Looking Ahead to the September Super-Pen

As the summer wears on and the Brewers inch closer to their first postseason berth in seven years, one thing is clear: Trade chatter is coming.

Much of that chatter, at least on the national level, will likely focus on Milwaukee’s apparent lack of elite starting pitching. That’s the sticking point about this team, the brightly-colored flag that gives armchair analysts and casual fans something to grab ahold of and wave around. The fact remains that, yes, the Brewers could use a Justin Verlander. So could every other non-Astros team in the league, or at least the ones that care about winning games. But given the steep acquisition cost and dearth of true aces likely to hit the market, that scenario is unlikely to come to fruition.

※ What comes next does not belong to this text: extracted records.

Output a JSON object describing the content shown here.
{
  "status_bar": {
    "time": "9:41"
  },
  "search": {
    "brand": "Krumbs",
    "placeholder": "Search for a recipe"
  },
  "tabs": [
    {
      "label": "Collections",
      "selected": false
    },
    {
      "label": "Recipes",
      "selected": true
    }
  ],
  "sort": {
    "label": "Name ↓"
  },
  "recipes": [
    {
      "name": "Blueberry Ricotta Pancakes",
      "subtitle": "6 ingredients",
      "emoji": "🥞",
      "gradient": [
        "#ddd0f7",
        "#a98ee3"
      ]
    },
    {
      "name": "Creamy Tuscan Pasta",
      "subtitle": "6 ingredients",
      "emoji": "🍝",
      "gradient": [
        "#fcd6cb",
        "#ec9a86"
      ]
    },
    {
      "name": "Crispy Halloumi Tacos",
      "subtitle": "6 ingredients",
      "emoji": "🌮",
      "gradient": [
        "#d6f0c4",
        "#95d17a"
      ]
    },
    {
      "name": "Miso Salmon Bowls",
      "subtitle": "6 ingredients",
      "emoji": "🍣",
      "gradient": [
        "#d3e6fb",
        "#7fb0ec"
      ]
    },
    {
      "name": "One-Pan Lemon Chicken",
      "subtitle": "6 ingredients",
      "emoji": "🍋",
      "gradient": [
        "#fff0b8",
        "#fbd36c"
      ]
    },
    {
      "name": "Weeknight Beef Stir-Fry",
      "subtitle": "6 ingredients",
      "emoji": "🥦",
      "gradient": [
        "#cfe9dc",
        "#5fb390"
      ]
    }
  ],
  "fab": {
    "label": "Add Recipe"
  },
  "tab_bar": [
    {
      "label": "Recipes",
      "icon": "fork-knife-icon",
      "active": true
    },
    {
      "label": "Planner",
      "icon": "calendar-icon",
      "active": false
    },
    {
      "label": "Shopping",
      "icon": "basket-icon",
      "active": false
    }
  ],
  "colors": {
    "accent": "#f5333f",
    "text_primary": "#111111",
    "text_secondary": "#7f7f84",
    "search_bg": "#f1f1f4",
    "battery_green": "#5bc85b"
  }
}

Rather, the Brewers will probably tinker around the periphery of their roster, subtly reinforcing their depth in a critical area or two (see the recent trades for Erik Kratz and Brad Miller), and continue to place their faith in an average staff, great bullpen, and up-and-down offense that could at any moment find its groove.

And yet, the pitching staff is likely to be the single most important part of the roster as Milwaukee chases its playoff dreams. Any avowed fan has heard the adage: You can never have too much pitching.

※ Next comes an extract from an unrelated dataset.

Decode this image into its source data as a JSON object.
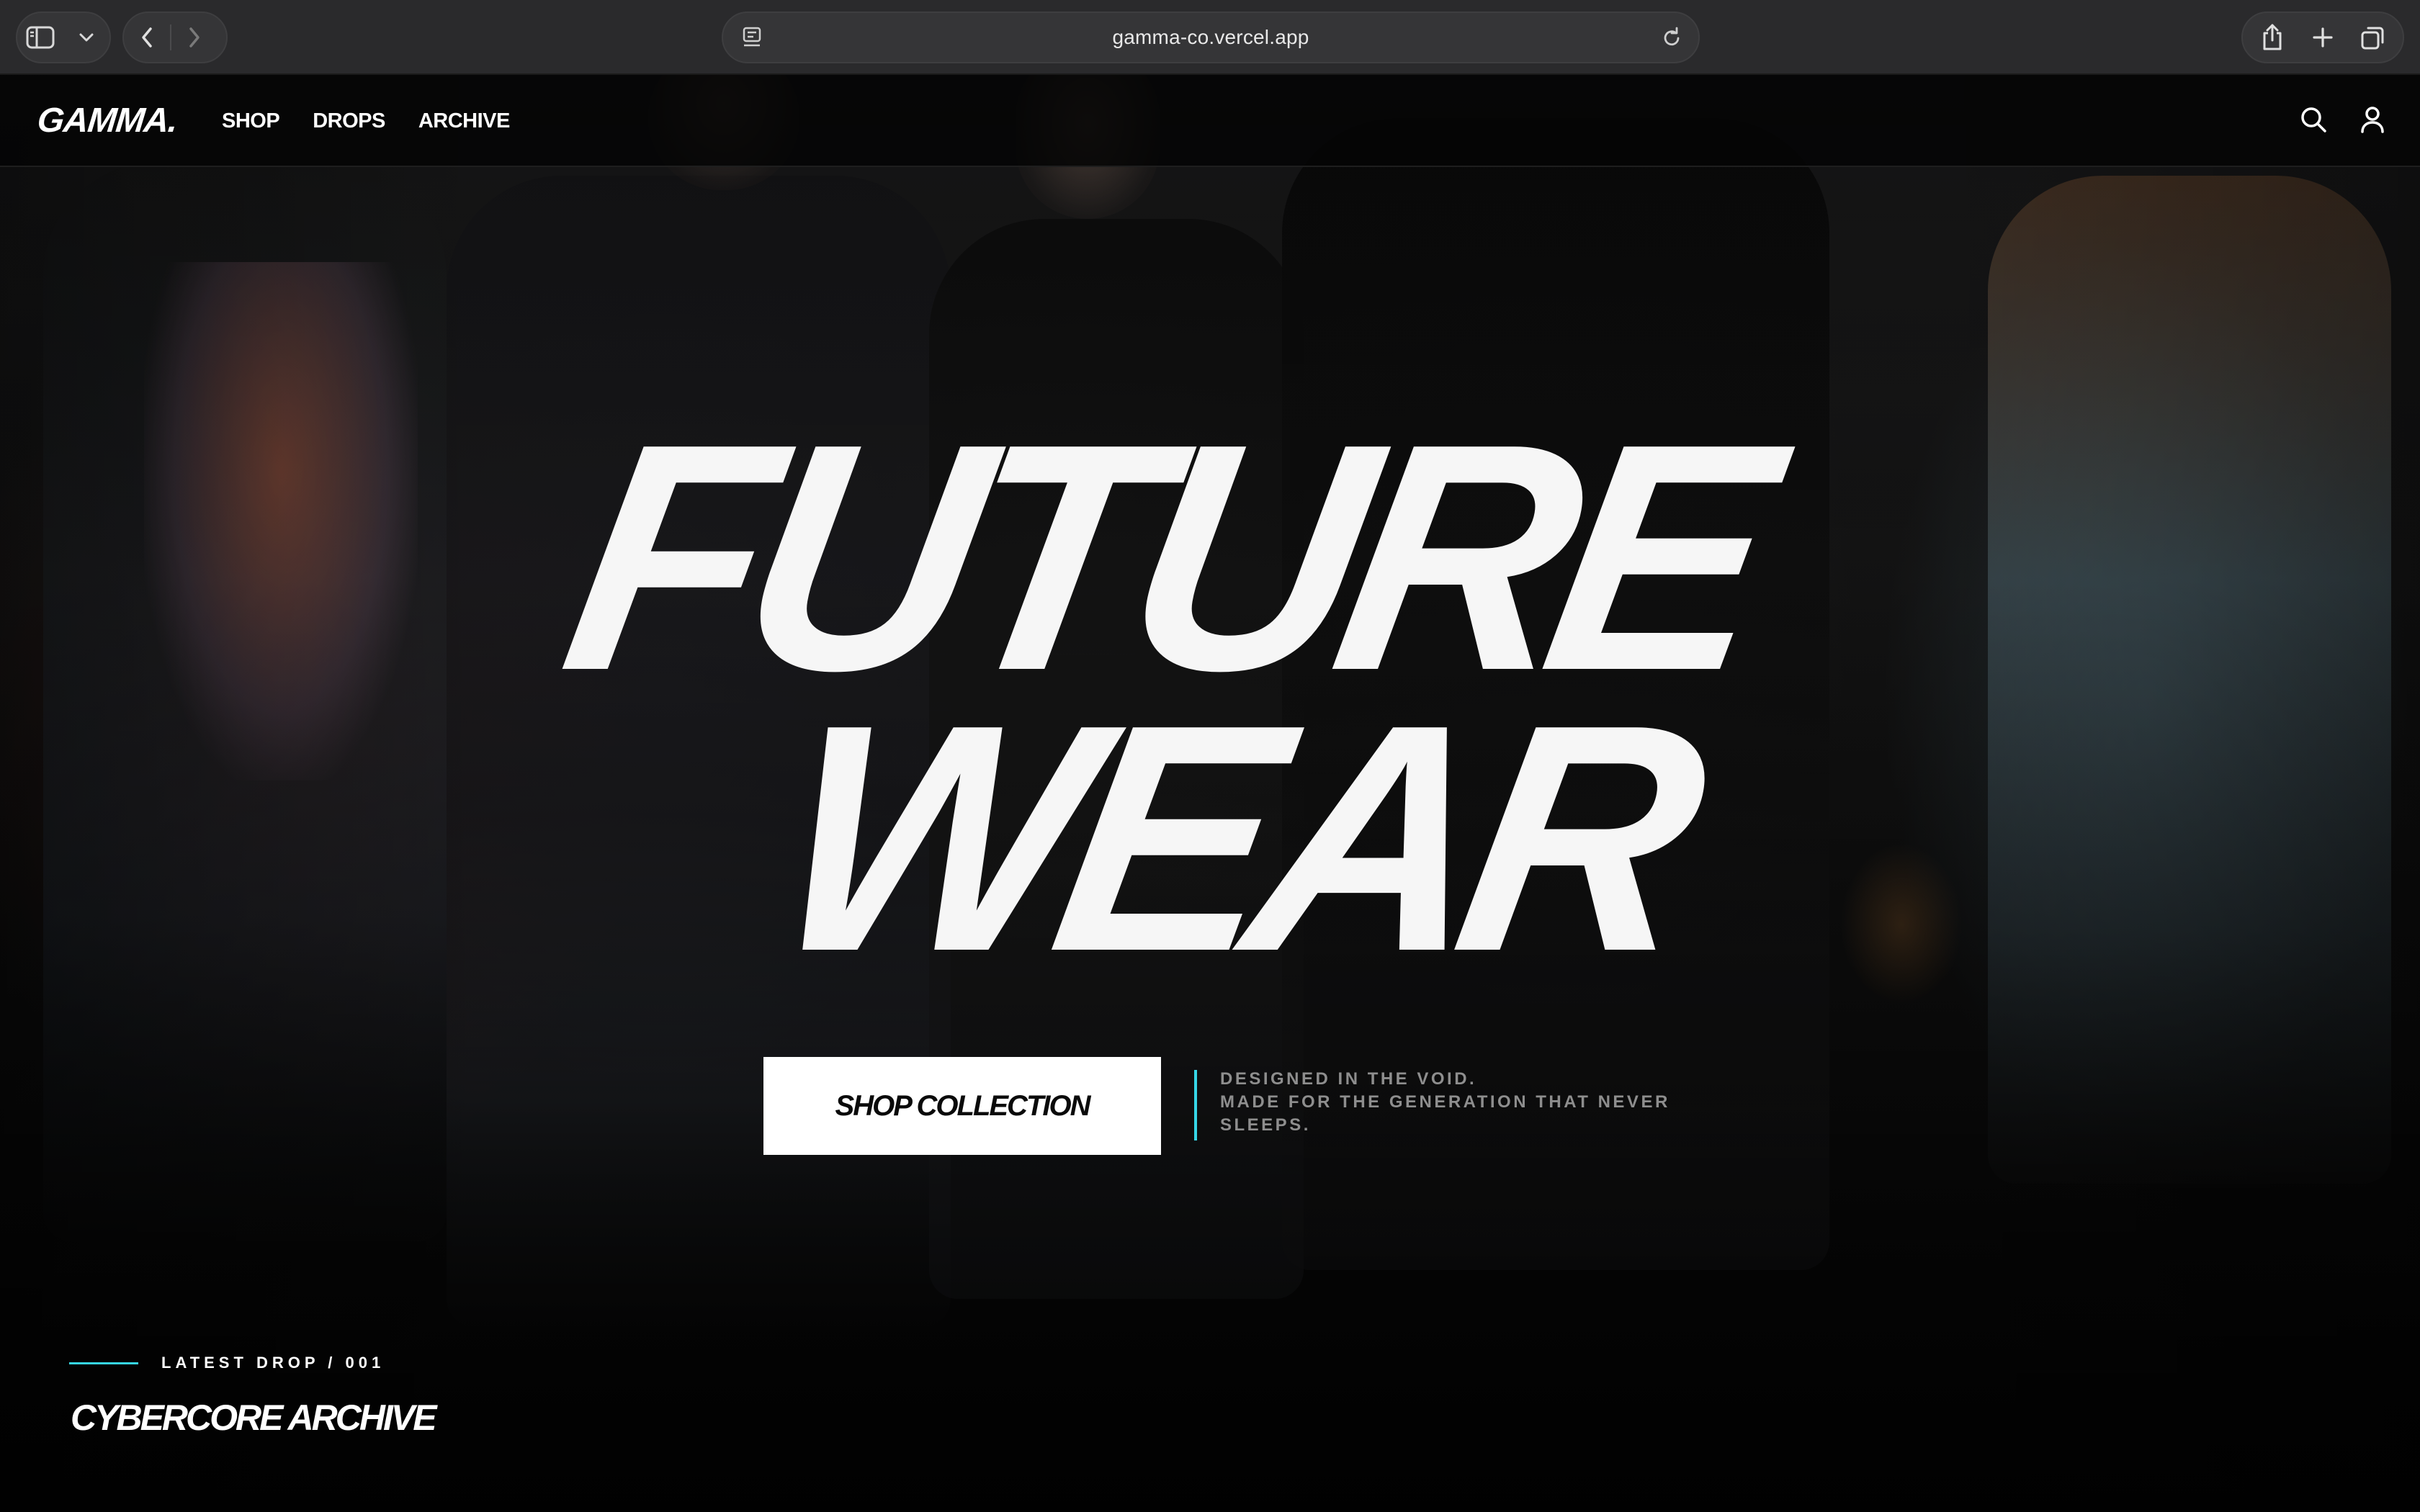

Good news on that front. The 2018 Brewers are uniquely positioned to add from within.

Assuming health and no outside additions (both of which, admittedly, are very difficult to count on), the Brewers seem poised to take Chase Anderson, Jhoulys Chacín, Junior Guerra, and Zach Davies into the second half of the season as the four pillars of the starting rotation. Just behind that quartet, rookie Freddy Peralta will jostle with Brent Suter, Wade Miley, and Brandon Woodruff for additional starts, with the losers of that contest pitching in AAA or working as long men out of the bullpen. Jimmy Nelson, for the time being, is out of the picture.

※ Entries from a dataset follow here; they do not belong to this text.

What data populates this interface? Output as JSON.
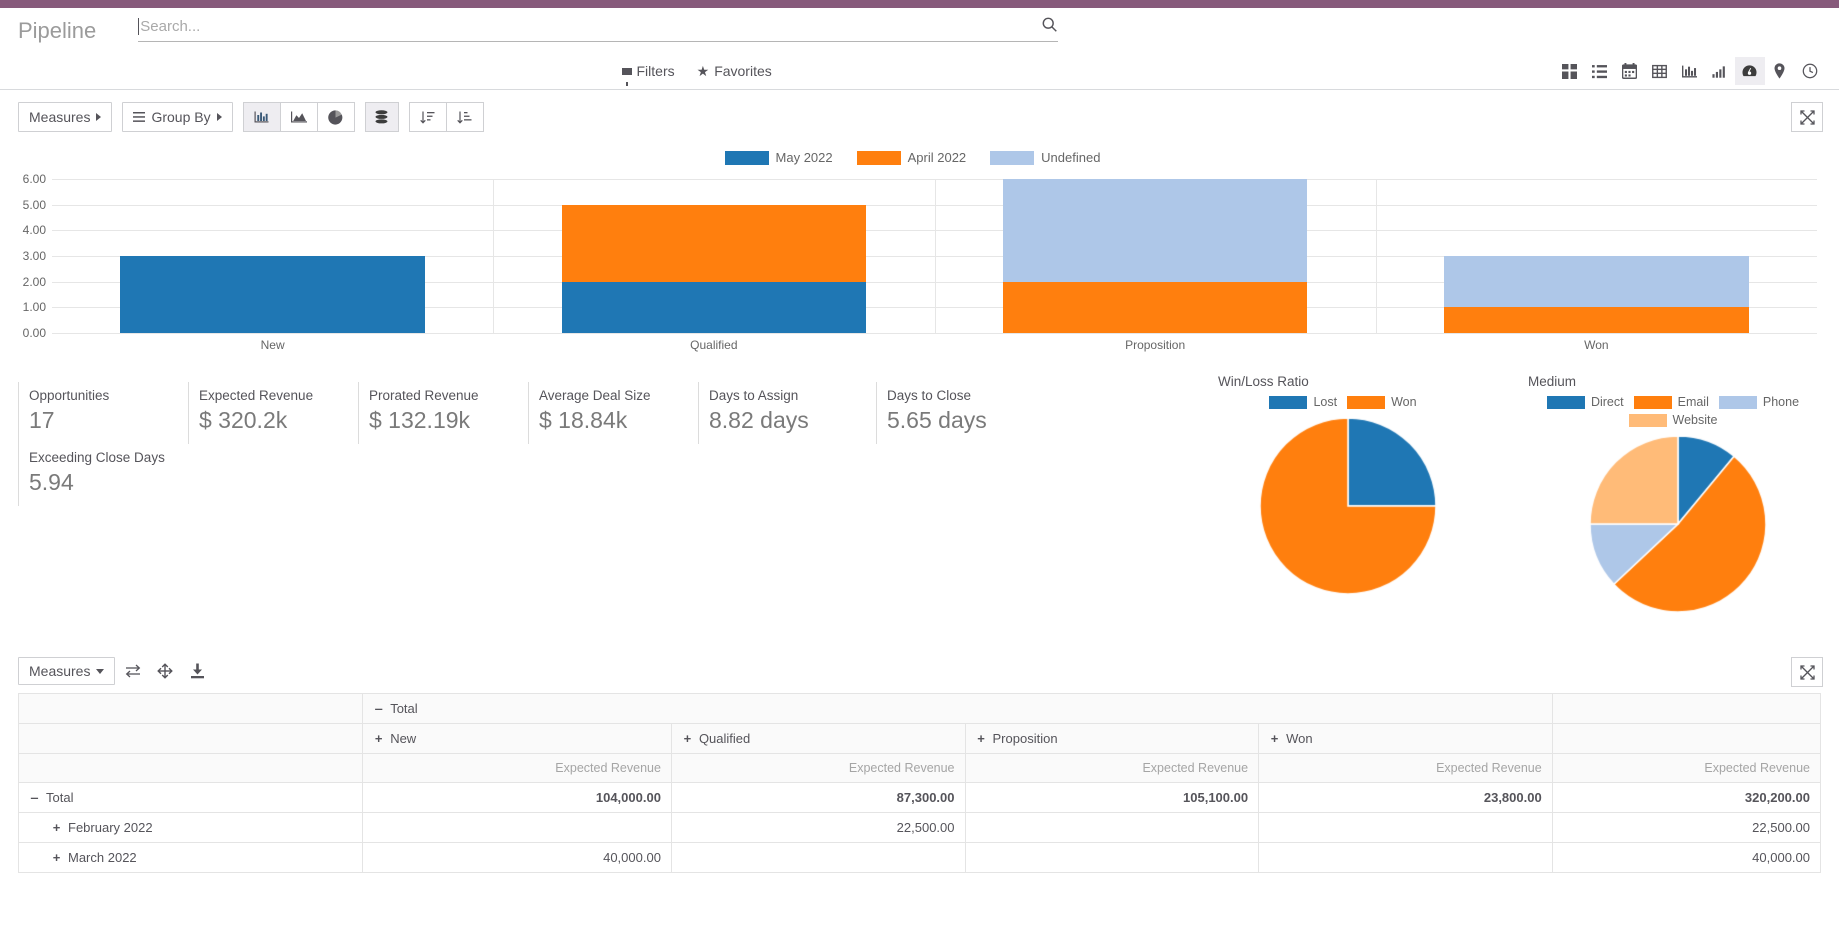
{
  "window": {
    "accent_color": "#875A7B"
  },
  "header": {
    "breadcrumb": "Pipeline",
    "search": {
      "placeholder": "Search...",
      "value": ""
    },
    "filters_label": "Filters",
    "favorites_label": "Favorites",
    "views": [
      {
        "name": "kanban",
        "label": "Kanban",
        "active": false
      },
      {
        "name": "list",
        "label": "List",
        "active": false
      },
      {
        "name": "calendar",
        "label": "Calendar",
        "active": false
      },
      {
        "name": "pivot",
        "label": "Pivot",
        "active": false
      },
      {
        "name": "graph",
        "label": "Graph",
        "active": false
      },
      {
        "name": "cohort",
        "label": "Cohort",
        "active": false
      },
      {
        "name": "dashboard",
        "label": "Dashboard",
        "active": true
      },
      {
        "name": "map",
        "label": "Map",
        "active": false
      },
      {
        "name": "activity",
        "label": "Activity",
        "active": false
      }
    ]
  },
  "graph_toolbar": {
    "measures_label": "Measures",
    "group_by_label": "Group By",
    "chart_types": [
      {
        "name": "bar",
        "active": true
      },
      {
        "name": "line",
        "active": false
      },
      {
        "name": "pie",
        "active": false
      }
    ],
    "stacked_label": "Stacked",
    "sort_asc_label": "Ascending",
    "sort_desc_label": "Descending",
    "expand_label": "Expand"
  },
  "chart_data": [
    {
      "id": "pipeline-bar",
      "type": "bar",
      "stacked": true,
      "title": "",
      "xlabel": "",
      "ylabel": "",
      "categories": [
        "New",
        "Qualified",
        "Proposition",
        "Won"
      ],
      "ylim": [
        0,
        6
      ],
      "yticks": [
        "0.00",
        "1.00",
        "2.00",
        "3.00",
        "4.00",
        "5.00",
        "6.00"
      ],
      "grid": true,
      "legend_position": "top",
      "series": [
        {
          "name": "May 2022",
          "color": "#1f77b4",
          "values": [
            3,
            2,
            0,
            0
          ]
        },
        {
          "name": "April 2022",
          "color": "#ff7f0e",
          "values": [
            0,
            3,
            2,
            1
          ]
        },
        {
          "name": "Undefined",
          "color": "#aec7e8",
          "values": [
            0,
            0,
            4,
            2
          ]
        }
      ]
    },
    {
      "id": "win-loss-pie",
      "type": "pie",
      "title": "Win/Loss Ratio",
      "labels": [
        "Lost",
        "Won"
      ],
      "values": [
        25,
        75
      ],
      "colors": [
        "#1f77b4",
        "#ff7f0e"
      ],
      "legend_position": "top"
    },
    {
      "id": "medium-pie",
      "type": "pie",
      "title": "Medium",
      "labels": [
        "Direct",
        "Email",
        "Phone",
        "Website"
      ],
      "values": [
        11,
        52,
        12,
        25
      ],
      "colors": [
        "#1f77b4",
        "#ff7f0e",
        "#aec7e8",
        "#ffbb78"
      ],
      "legend_position": "top"
    }
  ],
  "kpis": [
    {
      "label": "Opportunities",
      "value": "17"
    },
    {
      "label": "Expected Revenue",
      "value": "$ 320.2k"
    },
    {
      "label": "Prorated Revenue",
      "value": "$ 132.19k"
    },
    {
      "label": "Average Deal Size",
      "value": "$ 18.84k"
    },
    {
      "label": "Days to Assign",
      "value": "8.82 days"
    },
    {
      "label": "Days to Close",
      "value": "5.65 days"
    },
    {
      "label": "Exceeding Close Days",
      "value": "5.94"
    }
  ],
  "pivot": {
    "toolbar": {
      "measures_label": "Measures",
      "flip_axis_label": "Flip axis",
      "expand_all_label": "Expand all",
      "download_label": "Download xlsx",
      "expand_label": "Expand"
    },
    "col_group_total": "Total",
    "col_headers": [
      "New",
      "Qualified",
      "Proposition",
      "Won"
    ],
    "measure_header": "Expected Revenue",
    "total_measure_header": "Expected Revenue",
    "rows": [
      {
        "label": "Total",
        "toggle": "minus",
        "indent": 0,
        "values": [
          "104,000.00",
          "87,300.00",
          "105,100.00",
          "23,800.00"
        ],
        "total": "320,200.00",
        "bold": true
      },
      {
        "label": "February 2022",
        "toggle": "plus",
        "indent": 1,
        "values": [
          "",
          "22,500.00",
          "",
          ""
        ],
        "total": "22,500.00",
        "bold": false
      },
      {
        "label": "March 2022",
        "toggle": "plus",
        "indent": 1,
        "values": [
          "40,000.00",
          "",
          "",
          ""
        ],
        "total": "40,000.00",
        "bold": false
      }
    ]
  }
}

In the ‘pen, Corey Knebel, Josh Hader, and Jeremy Jeffress will be around to record high-leverage outs. Matt Albers will join that trio once he returns from the disabled list. Dan Jennings, Jacob Barnes, and Taylor Williams all figure to see a lot of time, as well, and Adrian Houser, Jorge López, and Woodruff are all pushing for extended looks. Add them all up, and that’s seventeen capable pitchers for twelve or thirteen roster spots.

The Brewers have taken advantage of this surplus all season, weathering injuries with ease and setting up a revolving door at Triple-A Colorado Springs to bring in a fresh arm as often as possible. They’ll continue to do so as the season progresses. But it will really come in handy in September, and particularly if the Brewers are still locked in a tight race for the division crown. Milwaukee starters have had a short leash this season, with Craig Counsell often opting to turn to his bullpen before a member of the starting five has a chance to suffer through a meltdown inning. Come September, that leash could grow shorter still, as multi-inning options like Hader, Jeffress, Suter, Peralta, Houser, López, and Woodruff could all soak up innings as an expanded staff absorbs a heavier load.

That kind of flexibility usually isn’t an option, but Milwaukee benefits from the fact that every single pitcher on their forty-man roster is close enough to the majors to be considered for a September call-up. In fact, the only forty-man pitcher without MLB experience is Marcos Diplan, and he’s pitching in the advanced minors for Double-A Biloxi. Beyond the aforementioned group, the Crew has Alec Asher and Aaron Wilkerson a phone call away. Top prospect Corbin Burnes isn’t on the forty-man roster yet, but he’s recently been pitching out of the bullpen to speed his ascent to the majors.

Counsell and the Brewers have been bold in using their bullpen and moving beyond traditionally-defined pitching roles. They have the pieces to be even more bold in September, when as many as twenty pitchers could make up a super-staff of fresh, well-rested starters who never have to navigate a lineup more than twice and promising multi-inning relievers tasked with getting between four and six outs each.

If anything, the fact that this scenario is even possible for the Brewers reveals the absurdity inherent to September roster expansion. But a rule is a rule, and the Brewers are in prime position to take advantage. September baseball in Milwaukee might not look much like the baseball we all grew up with. But it could be that very distinction that carries the Brewers back to the playoffs.